This year, something revolutionary happened to my love life: I moved to New York.
You would think that making a move to one of the most popular cities in North America for young people would open up my options enormously. And you’d be right.
I spent the first few weeks in the city swiping through an endless sea of faces – getting so overwhelmed by the options that I’d begin to make little rules about who I’d swipe right on.
‘Only if they’re doing something fun.’
‘Only if they have a cool tattoo.’
‘Only if they have their Myers-Briggs personality type listed in their profile and it’s a different type than the last person I swiped right on.’
I had to make different rules for meeting people at bars.
‘I’ll do a shot with them if they make me laugh in the first two minutes.’
‘I’ll give them my number if they aren’t afraid to make a complete fool of themselves on the dance floor.’
‘I’ll go on a date if they have a cool, non-conventional profession that I’m dying to learn more about.’
The dating options truly are infinite when you relocate to a big enough city (especially one as bustling and as sex-hungry as New York) and it’s easy to get caught in an endless merry-go-round of first dates, casual flirtations and half-hearted hookups.
Except I did something a little different after my first few weeks in the city.
I stopped dating.
Of course, everyone opts for this at some point. Some need a break from the merry-go-round of tinder meet-ups. Others get busy with work or school or projects and can’t be bothered. I chose to take some time off to deal with my emotions surrounding a relationship that had recently ended, rather than continuing to avoid it with a string of rebounds.
But here’s what I never expected when I deleted Tinder from my phone and stopped giving out my number at clubs: My life got better. In ways that I couldn’t have predicted.
The thing about being in ‘the dating game’ (because it is a game, whether we like to admit it or not) is that you’re constantly trying to not lose it.
You have to keep your options open, play the field, be strategic and stay on guard.
Are these healthy dating strategies? Nope. But they’re ones we all engage in. They’re a product of the culture we’ve created.
You can’t divulge too much because they might think you’re coming on too strong. You have to think about what you’re texting because you might give off the wrong impression. You have to turn on the biggest, brightest version of yourself to go get beers, only to come home and collapse in an exhausted heap with your sweat pants, a bag of chips and Netflix.
Dating, simply put, is exhausting. It sucks the time, energy and money from your life, even if you’re enjoying yourself while doing it.
And when you stop dating deliberately, you get that time, energy and money right back.
Instead of actively dating in New York, I started signing up for classes. Searching out opportunities to meet friends. Approaching new relationships from a platonic angle – one where I didn’t have to worry about quadruple-texting or wearing my sweat pants when we hung out.
And what I noticed is this: Instead of showing the fuck up for dates and then coming home to collapse and unwind, I just started showing the fuck up to my life.

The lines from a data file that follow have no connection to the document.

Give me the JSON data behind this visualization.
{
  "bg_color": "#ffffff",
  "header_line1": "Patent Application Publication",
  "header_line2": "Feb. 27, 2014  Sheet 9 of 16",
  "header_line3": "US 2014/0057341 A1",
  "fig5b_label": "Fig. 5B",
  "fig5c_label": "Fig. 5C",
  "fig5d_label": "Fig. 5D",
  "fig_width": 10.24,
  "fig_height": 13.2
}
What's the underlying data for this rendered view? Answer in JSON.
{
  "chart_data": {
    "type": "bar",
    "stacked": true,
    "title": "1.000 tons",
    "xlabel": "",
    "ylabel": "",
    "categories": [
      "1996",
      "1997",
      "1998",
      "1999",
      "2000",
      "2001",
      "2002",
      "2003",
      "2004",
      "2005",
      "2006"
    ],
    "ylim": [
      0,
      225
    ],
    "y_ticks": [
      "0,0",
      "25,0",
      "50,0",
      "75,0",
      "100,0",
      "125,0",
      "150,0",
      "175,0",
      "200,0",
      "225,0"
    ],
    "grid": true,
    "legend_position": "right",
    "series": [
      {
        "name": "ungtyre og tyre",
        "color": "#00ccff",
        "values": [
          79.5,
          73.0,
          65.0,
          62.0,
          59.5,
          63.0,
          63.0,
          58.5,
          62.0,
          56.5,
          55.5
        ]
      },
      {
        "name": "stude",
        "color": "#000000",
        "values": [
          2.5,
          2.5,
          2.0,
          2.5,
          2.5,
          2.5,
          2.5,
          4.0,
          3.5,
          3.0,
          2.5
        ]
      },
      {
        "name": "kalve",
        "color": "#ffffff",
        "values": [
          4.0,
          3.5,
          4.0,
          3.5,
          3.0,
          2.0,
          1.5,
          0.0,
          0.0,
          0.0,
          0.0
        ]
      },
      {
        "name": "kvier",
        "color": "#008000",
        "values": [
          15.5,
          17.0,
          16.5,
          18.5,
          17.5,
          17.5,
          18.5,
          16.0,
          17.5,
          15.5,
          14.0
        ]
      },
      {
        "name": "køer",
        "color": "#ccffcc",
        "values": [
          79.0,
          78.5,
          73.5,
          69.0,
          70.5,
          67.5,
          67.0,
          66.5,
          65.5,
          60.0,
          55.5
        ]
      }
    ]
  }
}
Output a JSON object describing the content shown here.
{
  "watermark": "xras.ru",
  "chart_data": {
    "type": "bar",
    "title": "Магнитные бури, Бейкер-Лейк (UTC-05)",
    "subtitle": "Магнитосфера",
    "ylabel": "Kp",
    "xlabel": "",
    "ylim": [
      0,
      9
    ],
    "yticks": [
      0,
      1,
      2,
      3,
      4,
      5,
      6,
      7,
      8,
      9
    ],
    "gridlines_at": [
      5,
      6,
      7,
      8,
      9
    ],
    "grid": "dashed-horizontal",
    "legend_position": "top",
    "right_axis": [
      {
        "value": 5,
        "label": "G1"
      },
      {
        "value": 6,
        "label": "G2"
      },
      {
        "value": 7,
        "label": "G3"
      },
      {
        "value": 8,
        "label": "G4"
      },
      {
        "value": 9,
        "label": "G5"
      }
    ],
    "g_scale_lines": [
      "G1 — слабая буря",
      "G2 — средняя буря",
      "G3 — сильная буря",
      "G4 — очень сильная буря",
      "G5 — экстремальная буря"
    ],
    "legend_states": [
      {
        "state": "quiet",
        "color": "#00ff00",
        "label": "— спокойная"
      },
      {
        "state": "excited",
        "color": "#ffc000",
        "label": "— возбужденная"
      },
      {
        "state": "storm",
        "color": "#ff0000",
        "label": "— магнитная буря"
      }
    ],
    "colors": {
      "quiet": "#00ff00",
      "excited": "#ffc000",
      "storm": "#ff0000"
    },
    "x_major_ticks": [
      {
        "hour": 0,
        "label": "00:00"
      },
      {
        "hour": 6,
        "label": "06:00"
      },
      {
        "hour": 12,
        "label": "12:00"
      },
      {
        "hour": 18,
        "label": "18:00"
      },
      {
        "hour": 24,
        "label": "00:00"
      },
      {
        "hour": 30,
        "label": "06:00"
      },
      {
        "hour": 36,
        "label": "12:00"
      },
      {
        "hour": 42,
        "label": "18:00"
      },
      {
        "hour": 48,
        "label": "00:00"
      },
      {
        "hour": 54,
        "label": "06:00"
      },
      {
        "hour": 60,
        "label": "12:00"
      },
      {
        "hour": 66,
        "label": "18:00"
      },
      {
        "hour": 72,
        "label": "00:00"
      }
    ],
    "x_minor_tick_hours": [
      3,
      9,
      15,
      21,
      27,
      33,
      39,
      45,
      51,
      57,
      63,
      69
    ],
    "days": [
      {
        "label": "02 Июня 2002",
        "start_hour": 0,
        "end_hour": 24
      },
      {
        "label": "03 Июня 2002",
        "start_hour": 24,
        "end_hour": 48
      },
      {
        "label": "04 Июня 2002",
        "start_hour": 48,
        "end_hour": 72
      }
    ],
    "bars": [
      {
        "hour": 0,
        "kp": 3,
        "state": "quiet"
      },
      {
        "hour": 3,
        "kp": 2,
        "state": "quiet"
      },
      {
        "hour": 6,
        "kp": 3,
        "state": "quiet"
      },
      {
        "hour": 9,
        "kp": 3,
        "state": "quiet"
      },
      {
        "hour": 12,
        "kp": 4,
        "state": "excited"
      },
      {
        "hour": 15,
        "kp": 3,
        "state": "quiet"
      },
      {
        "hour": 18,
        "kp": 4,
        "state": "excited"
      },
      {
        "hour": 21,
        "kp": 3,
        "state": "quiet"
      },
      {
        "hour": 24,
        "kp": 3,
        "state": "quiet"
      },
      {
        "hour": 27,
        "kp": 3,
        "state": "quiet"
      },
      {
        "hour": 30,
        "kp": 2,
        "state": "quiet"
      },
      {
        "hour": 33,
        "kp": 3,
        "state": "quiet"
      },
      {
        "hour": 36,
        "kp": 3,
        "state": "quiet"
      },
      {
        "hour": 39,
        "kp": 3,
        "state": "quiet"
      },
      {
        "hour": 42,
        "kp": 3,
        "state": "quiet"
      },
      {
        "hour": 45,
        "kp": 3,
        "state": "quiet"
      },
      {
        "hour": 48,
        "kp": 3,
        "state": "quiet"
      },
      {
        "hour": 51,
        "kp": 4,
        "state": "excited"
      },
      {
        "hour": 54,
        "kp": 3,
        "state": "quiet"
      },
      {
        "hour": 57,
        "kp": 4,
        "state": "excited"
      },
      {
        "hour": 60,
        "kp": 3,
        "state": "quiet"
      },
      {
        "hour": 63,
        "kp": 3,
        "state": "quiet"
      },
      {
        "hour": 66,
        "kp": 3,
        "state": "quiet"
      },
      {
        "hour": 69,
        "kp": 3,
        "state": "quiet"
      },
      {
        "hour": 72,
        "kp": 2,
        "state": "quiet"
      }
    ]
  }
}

Instead of bringing full energy to dates, I brought full energy to work. Full energy to classes. Full energy to platonic hangouts and happy hour drinks and community events. And it made my life instantly, infinitely richer.
The thing about dating is that it’s a very easy thing to preoccupy ourselves with.
It gives us novelty, intrigue and validation – all wrapped up in one pretty package.
But it’s not the only place where we can find those things.
We can find novelty in the activities that we seek out. Intrigue in getting to know new people platonically and genuinely. Validation in the way we treat and speak to ourselves, instead of the ways we receive love from others.
While it can be a wonderful and healthy thing to do, dating around is too often a bandaid for the issues that we don’t care to solve on our own.
The issues of loneliness or boredom or self-doubt.
And those are the things you learn to combat when you temporarily check out of the dating scene.
And here’s the roundabout beauty of all of it: You’re most likely to meet someone you’re crazy about when you are not deliberately looking for them.
I’m a huge believer in the friends-first approach to dating. In the process of getting to know someone completely – with both of your guards down and minds open – before you even begin to consider whether or not they would fit into your life as a romantic partner.
Because if you’re going to make it work with someone – actually, genuinely make it work – they’re going to see the less glamorous parts of you eventually.
The shortcomings you struggle with. The frustrating habits you have. The past events that still affect your present and the ways in which you’re simply imperfect.
And so why not get those out of the way from the get-go? Why not form relationships that allow you to see the whole of other people – who they are when they’re not aiming to impress and how their energy flows when it’s not pointed.
Because those relationships are ultimately going to be the ones that mean the most. Whether they stay platonic forever or develop into something more intimate, those will always be the relationships worth investing in. The ones worth showing up for. The ones worth expending your energy on, day after day after day.
There’s nothing wrong with dating around – either in New York or anywhere else – and yet I’m inclined to believe that it’s one of the least genuine and effective methods we have for meeting people we’re actually going to click with.
By taking the possibility of sex out of the equation (at least for the short-term) we’re opening ourselves up to relationships that hold solid foundations. Friendships that add infinite value to our lives.
And we’re reminding ourselves – first and foremost – that there’s so much more to life than a never-ending sea of right swipes.